Steve Jobs was born in 1956, the adopted son of Paul and Clara Jobs. The Jobs family lived in Mountain View, California, in an area now popularly called Silicon Valley. As a teenager, Jobs met Stephen Wozniak, an electronics genius; the two worked together on various electronics projects. After college, Wozniak joined Hewlett Packard and began work on a computer with a microprocessor, the prototype for the personal computer. Jobs suggested that the pair market a computer based on the microprocessor work and name their business and the computer “Apple.” The business started first in Wozniak’s apartment and then was based in Paul and Clara Jobs’s garage.
On January 3, 1977, Apple Computer Company was formed. Michael Scott, who had worked for National Semiconductor, was named president of Apple. Work was begun to market the Apple II. The company was moved from the Jobses’ garage to a building in Cupertino, California. The market was expanded to include not only hobbyists but also professional and home users. In 1980, Apple’s revenues were $117.9 million. A major problem, however, was the scarcity of software for the Apple II and misleading advertisements promising many programs that were not yet actually available.
A turning point for Apple and the industry was in 1981, when IBM entered the market.
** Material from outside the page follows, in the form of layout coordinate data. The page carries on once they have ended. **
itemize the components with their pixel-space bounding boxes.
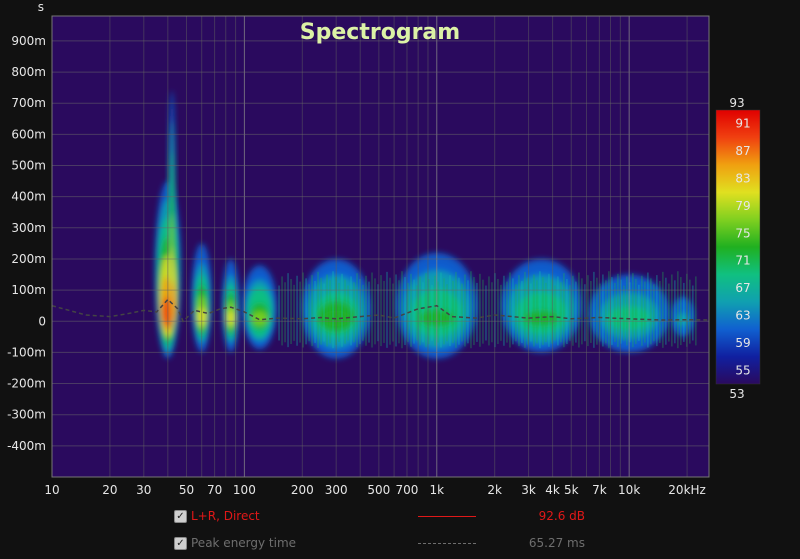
y-tick-label: 600m <box>11 127 46 141</box>
x-tick-label: 10 <box>44 483 59 497</box>
color-scale-tick-label: 55 <box>735 363 750 377</box>
x-tick-label: 20 <box>102 483 117 497</box>
x-tick-label: 700 <box>396 483 419 497</box>
color-scale-tick-label: 63 <box>735 309 750 323</box>
legend-item-peak-energy-time: ✓ Peak energy time 65.27 ms <box>172 534 592 554</box>
color-scale-max-label: 93 <box>729 96 744 110</box>
y-tick-label: 300m <box>11 221 46 235</box>
color-scale-tick-label: 71 <box>735 254 750 268</box>
color-scale-min-label: 53 <box>729 387 744 401</box>
x-tick-label: 5k <box>564 483 579 497</box>
color-scale-tick-label: 79 <box>735 199 750 213</box>
y-tick-label: 0 <box>38 314 46 328</box>
x-tick-label: 7k <box>592 483 607 497</box>
color-scale-bar <box>715 109 761 385</box>
x-tick-label: 3k <box>521 483 536 497</box>
energy-region-4 <box>242 265 277 350</box>
y-tick-label: 500m <box>11 159 46 173</box>
energy-region-1 <box>168 90 176 328</box>
checkbox-peak-energy-time[interactable]: ✓ <box>174 537 187 550</box>
color-scale-tick-label: 91 <box>735 117 750 131</box>
x-tick-label: 1k <box>429 483 444 497</box>
legend-value-direct: 92.6 dB <box>538 509 585 523</box>
x-axis-ticks: 10 20 30 50 70 100 200 300 500 700 1k 2k 3k 4k 5k 7k 10k… <box>44 483 705 497</box>
x-tick-label: 10k <box>618 483 640 497</box>
y-tick-label: 100m <box>11 283 46 297</box>
legend-label-direct: L+R, Direct <box>191 509 260 523</box>
color-scale: 93 53 91 87 83 79 75 71 67 63 59 55 <box>715 96 761 401</box>
chart-title: Spectrogram <box>300 20 460 45</box>
y-axis-unit-label: s <box>38 0 44 14</box>
y-tick-label: -300m <box>7 408 46 422</box>
color-scale-tick-label: 75 <box>735 226 750 240</box>
y-tick-label: -200m <box>7 377 46 391</box>
x-tick-label: 4k <box>545 483 560 497</box>
legend-line-sample-direct <box>418 516 476 517</box>
color-scale-tick-label: 67 <box>735 281 750 295</box>
x-tick-label: 300 <box>325 483 348 497</box>
color-scale-tick-label: 83 <box>735 172 750 186</box>
y-tick-label: 700m <box>11 96 46 110</box>
peak-energy-curve-layer <box>52 298 709 323</box>
y-axis-ticks: 900m 800m 700m 600m 500m 400m 300m 200m 100m 0 -10… <box>7 34 46 453</box>
x-tick-label: 100 <box>233 483 256 497</box>
x-tick-label: 30 <box>136 483 151 497</box>
y-tick-label: -400m <box>7 439 46 453</box>
grid-lines <box>51 16 709 477</box>
color-scale-tick-label: 87 <box>735 144 750 158</box>
y-tick-label: 800m <box>11 65 46 79</box>
x-tick-label: 70 <box>207 483 222 497</box>
y-tick-label: -100m <box>7 345 46 359</box>
legend-item-direct: ✓ L+R, Direct 92.6 dB <box>172 507 592 527</box>
x-tick-label: 200 <box>291 483 314 497</box>
y-tick-label: 200m <box>11 252 46 266</box>
plot-frame <box>51 15 710 478</box>
y-tick-label: 900m <box>11 34 46 48</box>
energy-region-3 <box>222 258 240 353</box>
x-tick-label: 50 <box>179 483 194 497</box>
x-tick-label: 500 <box>367 483 390 497</box>
legend-value-peak-energy-time: 65.27 ms <box>528 536 585 550</box>
checkbox-direct[interactable]: ✓ <box>174 510 187 523</box>
peak-energy-time-line <box>52 298 709 323</box>
y-tick-label: 400m <box>11 190 46 204</box>
color-scale-tick-label: 59 <box>735 336 750 350</box>
x-tick-label: 2k <box>487 483 502 497</box>
x-tick-label: 20kHz <box>668 483 706 497</box>
legend-label-peak-energy-time: Peak energy time <box>191 536 297 550</box>
legend-line-sample-peak-energy-time <box>418 543 476 544</box>
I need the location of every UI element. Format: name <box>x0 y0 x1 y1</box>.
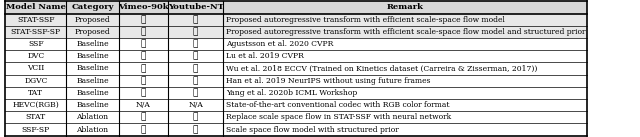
Text: Baseline: Baseline <box>76 40 109 48</box>
Text: Remark: Remark <box>387 3 424 12</box>
Bar <box>5 1 587 14</box>
Text: SSF: SSF <box>28 40 44 48</box>
Text: Wu et al. 2018 ECCV (Trained on Kinetics dataset (Carreira & Zisserman, 2017)): Wu et al. 2018 ECCV (Trained on Kinetics… <box>226 65 538 72</box>
Text: HEVC(RGB): HEVC(RGB) <box>12 101 59 109</box>
Text: Baseline: Baseline <box>76 52 109 60</box>
Text: ✓: ✓ <box>193 113 198 122</box>
Text: Ablation: Ablation <box>76 113 109 121</box>
Text: Vimeo-90k: Vimeo-90k <box>118 3 169 12</box>
Text: ✗: ✗ <box>141 125 146 134</box>
Text: ✓: ✓ <box>193 125 198 134</box>
Text: ✓: ✓ <box>141 113 146 122</box>
Text: Youtube-NT: Youtube-NT <box>168 3 223 12</box>
Text: Baseline: Baseline <box>76 65 109 72</box>
Bar <box>5 62 587 75</box>
Text: Proposed: Proposed <box>75 28 110 36</box>
Text: Category: Category <box>71 3 114 12</box>
Text: Model Name: Model Name <box>6 3 66 12</box>
Text: DGVC: DGVC <box>24 77 47 85</box>
Text: ✓: ✓ <box>141 15 146 24</box>
Text: ✓: ✓ <box>141 40 146 49</box>
Bar <box>5 75 587 87</box>
Text: Proposed: Proposed <box>75 16 110 24</box>
Bar <box>5 14 587 26</box>
Text: N/A: N/A <box>136 101 151 109</box>
Text: ✗: ✗ <box>193 27 198 36</box>
Text: Proposed autoregressive transform with efficient scale-space flow model and stru: Proposed autoregressive transform with e… <box>226 28 586 36</box>
Text: Scale space flow model with structured prior: Scale space flow model with structured p… <box>226 125 399 134</box>
Text: STAT-SSF-SP: STAT-SSF-SP <box>11 28 61 36</box>
Text: Replace scale space flow in STAT-SSF with neural network: Replace scale space flow in STAT-SSF wit… <box>226 113 451 121</box>
Text: Yang et al. 2020b ICML Workshop: Yang et al. 2020b ICML Workshop <box>226 89 358 97</box>
Text: ✓: ✓ <box>141 52 146 61</box>
Text: DVC: DVC <box>27 52 44 60</box>
Bar <box>5 26 587 38</box>
Bar <box>5 99 587 111</box>
Text: Han et al. 2019 NeurIPS without using future frames: Han et al. 2019 NeurIPS without using fu… <box>226 77 431 85</box>
Text: Baseline: Baseline <box>76 77 109 85</box>
Bar <box>5 111 587 123</box>
Text: ✗: ✗ <box>193 52 198 61</box>
Text: State-of-the-art conventional codec with RGB color format: State-of-the-art conventional codec with… <box>226 101 450 109</box>
Text: STAT: STAT <box>26 113 46 121</box>
Text: ✓: ✓ <box>193 15 198 24</box>
Bar <box>5 50 587 62</box>
Text: ✗: ✗ <box>193 88 198 97</box>
Text: Proposed autoregressive transform with efficient scale-space flow model: Proposed autoregressive transform with e… <box>226 16 505 24</box>
Text: Lu et al. 2019 CVPR: Lu et al. 2019 CVPR <box>226 52 304 60</box>
Text: VCII: VCII <box>27 65 44 72</box>
Text: Agustsson et al. 2020 CVPR: Agustsson et al. 2020 CVPR <box>226 40 333 48</box>
Bar <box>5 38 587 50</box>
Text: TAT: TAT <box>28 89 44 97</box>
Text: STAT-SSF: STAT-SSF <box>17 16 54 24</box>
Text: SSF-SP: SSF-SP <box>22 125 50 134</box>
Bar <box>5 87 587 99</box>
Text: ✓: ✓ <box>141 76 146 85</box>
Text: Baseline: Baseline <box>76 101 109 109</box>
Bar <box>5 123 587 136</box>
Text: ✓: ✓ <box>193 40 198 49</box>
Text: Baseline: Baseline <box>76 89 109 97</box>
Text: ✗: ✗ <box>193 64 198 73</box>
Text: ✓: ✓ <box>141 88 146 97</box>
Text: ✓: ✓ <box>141 27 146 36</box>
Text: ✗: ✗ <box>193 76 198 85</box>
Text: N/A: N/A <box>188 101 203 109</box>
Text: ✗: ✗ <box>141 64 146 73</box>
Text: Ablation: Ablation <box>76 125 109 134</box>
IBM produced a computer with software and add-on features. Apple began losing its industry leadership and market share. As a result, Scott was removed as president, and John C. Sculley, former president of Pepsi-Cola, was appointed in 1983. To deal with the crisis, Sculley cut twelve hundred jobs and revamped market strategy. A rift developed between Sculley and Jobs, and Jobs was fired as general manager of the Macintosh division in 1985.
Jobs announced his intention of founding a new company called Next and taking several Apple employees with him. It soon became apparent that Next would be competing with Apple, and Jobs was fired from Apple’s board of directors and a suit was filed against him.
ACCIDENTAL MILLIONAIRE is an intriguing look at the corporate world, the personal computer industry, and the people involved.